Five years in the making, The National’s mammoth all-star tribute to the Grateful Dead is finally complete. Uncut talks to the many and varied artists – among them My Morning Jacket, Lee Ranaldo, Yo La Tengo, Grizzly Bear and Dead outrider Bruce Hornsby – about the enduring power of Garcia and...
For The National, Day Of The Dead closes a personal full circle. The first time brothers Aaron and Bryce Dessner played music with their Cincinnati friends Scott and Bryan Devendorf, the four jammed on “Eyes Of The World”, a jazzy deep cut and deep jam vehicle from 1973’s Wake Of The Flood. Though the older Bryan Devendorf was the only one who saw the Grateful Dead before Jerry Garcia’s death, all four future members of The National collected and traded live tapes in high school.
“Where we come from, the Midwestern suburbs, it was the cooler, older kids who listened to the Dead and smoked weed,” Bryan Devendorf remembers. “So I ended up buying the Europe ’72 cassette at the mall to play in my car. I wanted to be cool, and thought maybe that would help.”
But like many kids in the ’90s, the Dessners and Devendorfs gravitated towards the more aggressive alternative and punk rock sounds that seemed diametrically opposed to the laid-back hippy vibes of the Dead. When The National, with vocalist Matt Berninger, broke out with 2005’s Alligator, few listeners could have perceived any lingering Dead influence in the band’s moody, atmospheric sound.
In 2009, the Dessners curated Dark Was The Night, a double-disc charity compilation for the Red Hot Organisation, which raises funds for AIDS research and awareness. Stocked with original tracks and covers from favourites such as Arcade Fire, Sufjan Stevens, Bon Iver and Spoon, the album doubled as a definitive State Of Indie Rock address, a comprehensive index of the sounds that dominated early 21st-century indie.
Approached by Red Hot for a follow-up, the Dessners hatched a more subversive plan, organising the next comp round the Grateful Dead catalogue. After the Dead’s camp gave them their blessing, and guitarist Bob Weir invited the group out for a 2012 live webcast session at his TRI Studios, The National members set out to find contributors.
The Dessners knew they could rely on a core group of Dead-sympathetic friends to participate – including members of Grizzly Bear, Bon Iver, The Walkmen and Real Estate. But as word slipped out about the comp and its subject matter, more and more secret Deadheads came out of the woodwork. Some, such as LCD Soundsystem’s James Murphy, said no, Dessner said. But more said yes.

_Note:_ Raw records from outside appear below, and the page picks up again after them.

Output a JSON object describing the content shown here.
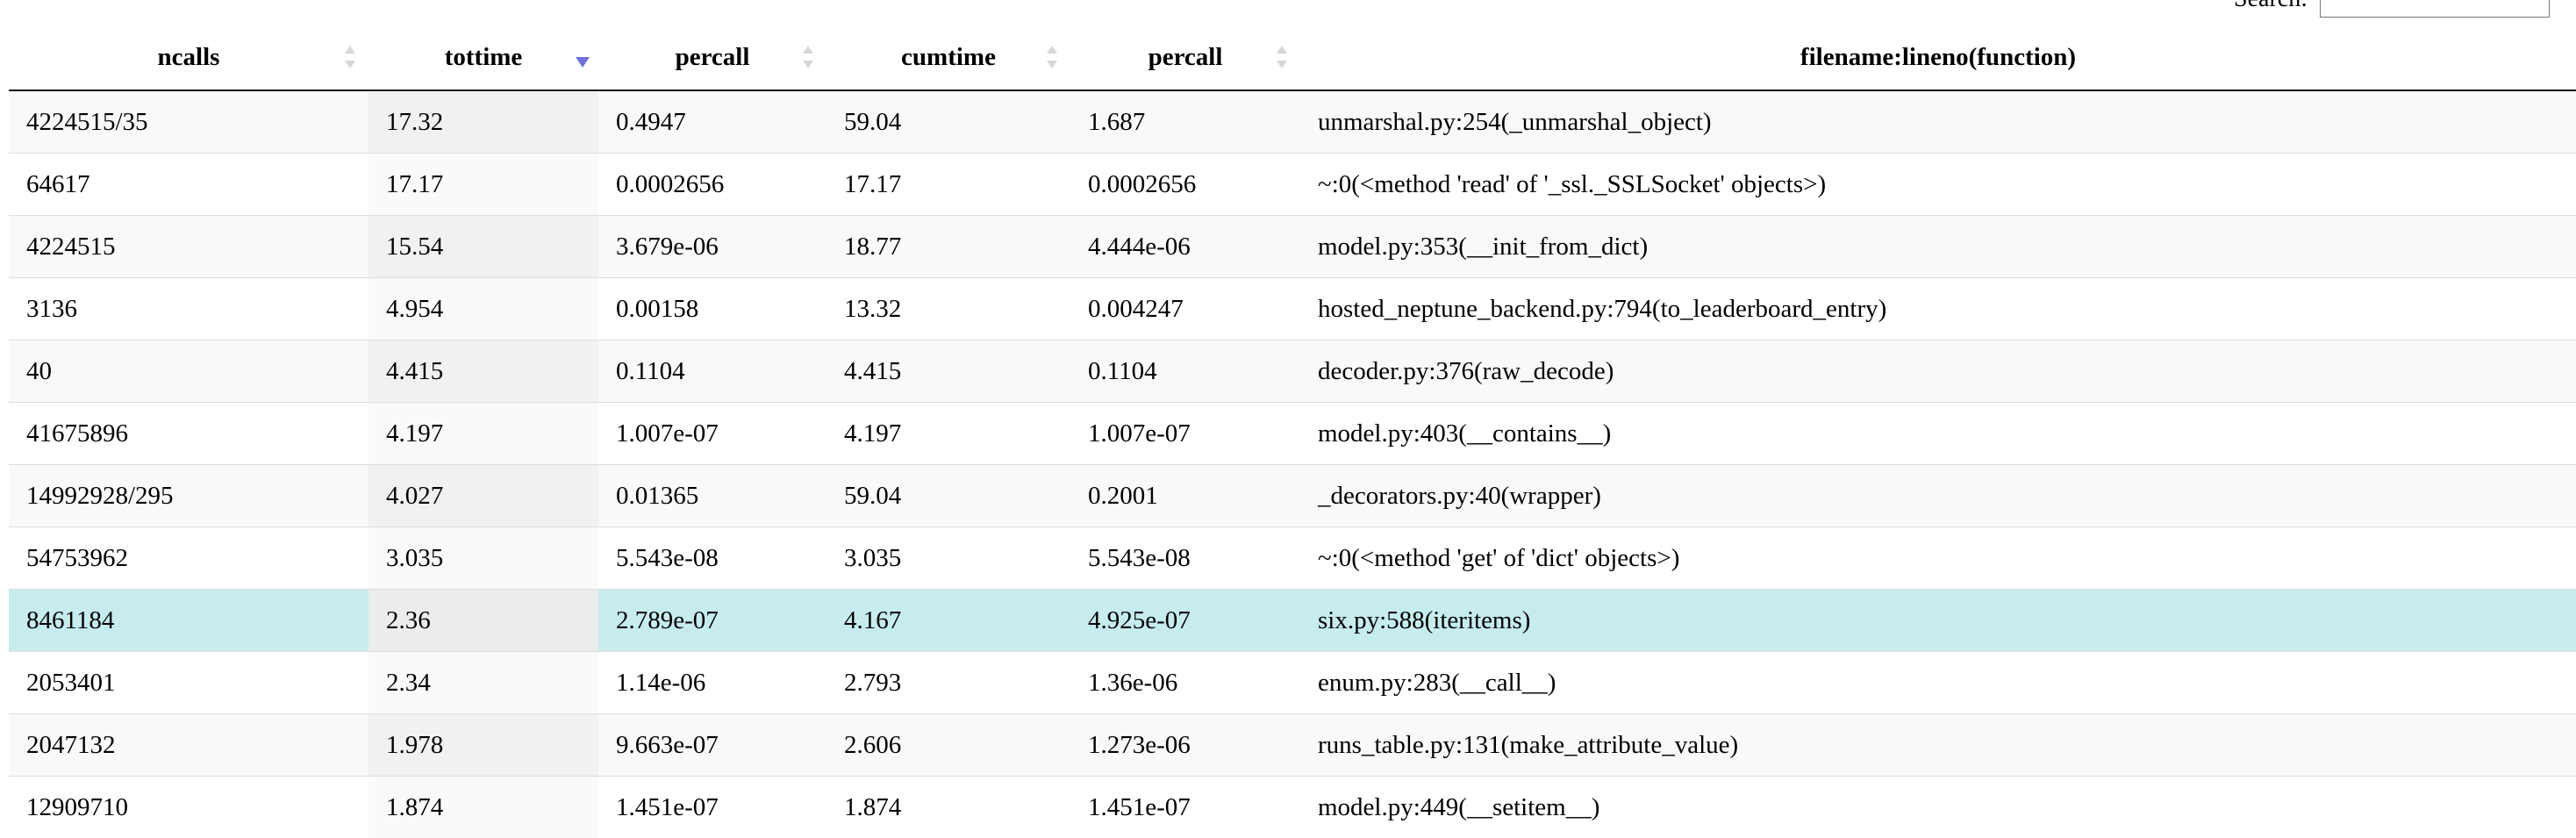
{
  "search": {
    "label": "Search:",
    "value": "",
    "placeholder": ""
  },
  "columns": [
    {
      "label": "ncalls",
      "sort": "none"
    },
    {
      "label": "tottime",
      "sort": "desc"
    },
    {
      "label": "percall",
      "sort": "none"
    },
    {
      "label": "cumtime",
      "sort": "none"
    },
    {
      "label": "percall",
      "sort": "none"
    },
    {
      "label": "filename:lineno(function)",
      "sort": "none"
    }
  ],
  "rows": [
    {
      "ncalls": "4224515/35",
      "tottime": "17.32",
      "percall": "0.4947",
      "cumtime": "59.04",
      "percall_cum": "1.687",
      "function": "unmarshal.py:254(_unmarshal_object)",
      "selected": false
    },
    {
      "ncalls": "64617",
      "tottime": "17.17",
      "percall": "0.0002656",
      "cumtime": "17.17",
      "percall_cum": "0.0002656",
      "function": "~:0(<method 'read' of '_ssl._SSLSocket' objects>)",
      "selected": false
    },
    {
      "ncalls": "4224515",
      "tottime": "15.54",
      "percall": "3.679e-06",
      "cumtime": "18.77",
      "percall_cum": "4.444e-06",
      "function": "model.py:353(__init_from_dict)",
      "selected": false
    },
    {
      "ncalls": "3136",
      "tottime": "4.954",
      "percall": "0.00158",
      "cumtime": "13.32",
      "percall_cum": "0.004247",
      "function": "hosted_neptune_backend.py:794(to_leaderboard_entry)",
      "selected": false
    },
    {
      "ncalls": "40",
      "tottime": "4.415",
      "percall": "0.1104",
      "cumtime": "4.415",
      "percall_cum": "0.1104",
      "function": "decoder.py:376(raw_decode)",
      "selected": false
    },
    {
      "ncalls": "41675896",
      "tottime": "4.197",
      "percall": "1.007e-07",
      "cumtime": "4.197",
      "percall_cum": "1.007e-07",
      "function": "model.py:403(__contains__)",
      "selected": false
    },
    {
      "ncalls": "14992928/295",
      "tottime": "4.027",
      "percall": "0.01365",
      "cumtime": "59.04",
      "percall_cum": "0.2001",
      "function": "_decorators.py:40(wrapper)",
      "selected": false
    },
    {
      "ncalls": "54753962",
      "tottime": "3.035",
      "percall": "5.543e-08",
      "cumtime": "3.035",
      "percall_cum": "5.543e-08",
      "function": "~:0(<method 'get' of 'dict' objects>)",
      "selected": false
    },
    {
      "ncalls": "8461184",
      "tottime": "2.36",
      "percall": "2.789e-07",
      "cumtime": "4.167",
      "percall_cum": "4.925e-07",
      "function": "six.py:588(iteritems)",
      "selected": true
    },
    {
      "ncalls": "2053401",
      "tottime": "2.34",
      "percall": "1.14e-06",
      "cumtime": "2.793",
      "percall_cum": "1.36e-06",
      "function": "enum.py:283(__call__)",
      "selected": false
    },
    {
      "ncalls": "2047132",
      "tottime": "1.978",
      "percall": "9.663e-07",
      "cumtime": "2.606",
      "percall_cum": "1.273e-06",
      "function": "runs_table.py:131(make_attribute_value)",
      "selected": false
    },
    {
      "ncalls": "12909710",
      "tottime": "1.874",
      "percall": "1.451e-07",
      "cumtime": "1.874",
      "percall_cum": "1.451e-07",
      "function": "model.py:449(__setitem__)",
      "selected": false
    }
  ],
  "colors": {
    "selected_row": "#c6ecee",
    "sort_active": "#6f6fe0",
    "sort_inactive": "#d7d7d7"
  }
}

“The most fun thing about the process was discovering the degree to which all these people I revered, from all these different corners of music world, have appreciation for the Dead,” Dessner says. “It wasn’t hard to find bands… most people we approached were super into it, and it wasn’t like there had to be an education about who the Dead were.”
As the list grew longer, it stretched beyond the boundaries of indie rock. Soul revivalist Charles Bradley agreed to remake “Cumberland Blues”, the band’s hyperactive bluegrass original, with Daptone stylists The Menahan Street Band. Jazz pianist Vijay Iyer claimed “King Solomon’s Marbles”, a baroque instrumental from their cosmic-prog era Blues From Allah album. Even Canadian hardcore act Fucked Up volunteered to do “Cream Puff War”, an early Dead original from when they sounded like a garage-rock band worthy of Nuggets.
“We were blown away that they would want to be involved,” Dessner says of Fucked Up. “But that’s sort of the surprising nature of the Dead; some people write them off as uncool or hippy shit, but I think people that actually spent time with it, realise there’s this early Merry Prankster rebellious Dead that’s of a different quality to their later mega-Dead era.”